29 Ags 2026 | Dilihat: 1117 Kali

Terjebak Kabut Asap Tetangga, Sepinggan Molor Bukan karena Sepinggan

noeh21
General Manager Bandara SAMS Sepinggan, R. Iwan Winaya Mahdar
      
SekdaTV.Com || Balikpapan - Kebakaran hutan dan lahan (karhutla) di sejumlah wilayah Kalimantan mulai merembet ke jadwal penerbangan. Efeknya kini terasa di Bandara Sultan Aji Muhammad Sulaiman (SAMS) Sepinggan Balikpapan, terutama untuk rute menuju Banjarmasin dan Pontianak.
 
Sejumlah penerbangan tercatat molor hingga beberapa jam. Namun General Manager Bandara SAMS Sepinggan R. Iwan Winaya Mahdar buru-buru meluruskan: biang keladinya bukan di langit Balikpapan.
 
"Untuk Balikpapan - Banjarmasin, karena penerbangannya di pagi hari, sudah dua sampai tiga hari ini mengalami delay kurang lebih satu sampai dengan tiga jam," kata Iwan, Jumat (28/8/2026).
 
Penyebabnya sederhana tapi berantai: pesawat yang mestinya terbang dari Balikpapan belum sempat mendarat, karena penerbangan sebelumnya dari Banjarmasin sendiri sudah tertahan kabut asap di kota asal.
 
"Akibatnya bukan dari Balikpapan, tapi kita menunggu pesawat yang dari Banjarmasin ke Balikpapan," ujarnya.
 
Ia menegaskan langit Sepinggan sendiri masih bersih dari gangguan. "Untuk visibility atau jarak pandang di Balikpapan saat ini alhamdulillah tidak berpengaruh oleh kabut asap. Kita masih sesuai dengan batas minimal jarak pandang," jelasnya.
 
Pontianak menyusul kena getahnya
 
Selain Banjarmasin, rute Pontianak-Balikpapan juga terseret masalah serupa. Rabu (26/8/2026), penerbangan dari Pontianak molor hampir empat jam.
 
"Pontianak sempat delay kurang lebih hampir tiga sampai dengan empat jam.
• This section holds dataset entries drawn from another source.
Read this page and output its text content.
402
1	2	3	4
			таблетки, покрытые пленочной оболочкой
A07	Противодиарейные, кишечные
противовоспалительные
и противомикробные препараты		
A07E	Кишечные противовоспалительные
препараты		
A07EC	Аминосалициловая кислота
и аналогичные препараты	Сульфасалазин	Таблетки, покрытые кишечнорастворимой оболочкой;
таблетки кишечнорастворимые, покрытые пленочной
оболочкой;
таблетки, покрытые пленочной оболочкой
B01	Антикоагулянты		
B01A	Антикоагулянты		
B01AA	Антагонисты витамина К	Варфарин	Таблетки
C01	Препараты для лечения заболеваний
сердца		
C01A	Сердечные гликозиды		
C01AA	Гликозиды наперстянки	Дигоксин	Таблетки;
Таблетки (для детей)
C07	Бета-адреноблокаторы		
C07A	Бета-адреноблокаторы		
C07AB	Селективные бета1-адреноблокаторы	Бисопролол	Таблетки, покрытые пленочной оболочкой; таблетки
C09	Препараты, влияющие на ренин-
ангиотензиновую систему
Lagi-lagi karena memang kondisi cuaca yang ada di Pontianak," katanya.
 
Imbasnya menjalar ke jadwal berikutnya dari Balikpapan, karena pesawat yang sama harus menunggu kedatangan dari kota asal yang sedang berkabut.
 
Rute Balikpapan-Banjarmasin dilayani dua maskapai, Citilink dan Wings Air. Sementara Balikpapan-Pontianak hanya mengandalkan satu penerbangan langsung dari Batik Air.
 
Di tengah gangguan itu, satu rute masih aman terkendali: Berau. "Berau sampai saat ini alhamdulillah masih bisa terbang normal operation," pungkas Iwan.
 
Bandara Sepinggan sendiri, menurutnya, masih beroperasi normal. Keterlambatan yang terjadi hanyalah efek domino dari cuaca dan jarak pandang buruk di bandara-bandara tujuan yang lebih dekat dengan titik-titik karhutla.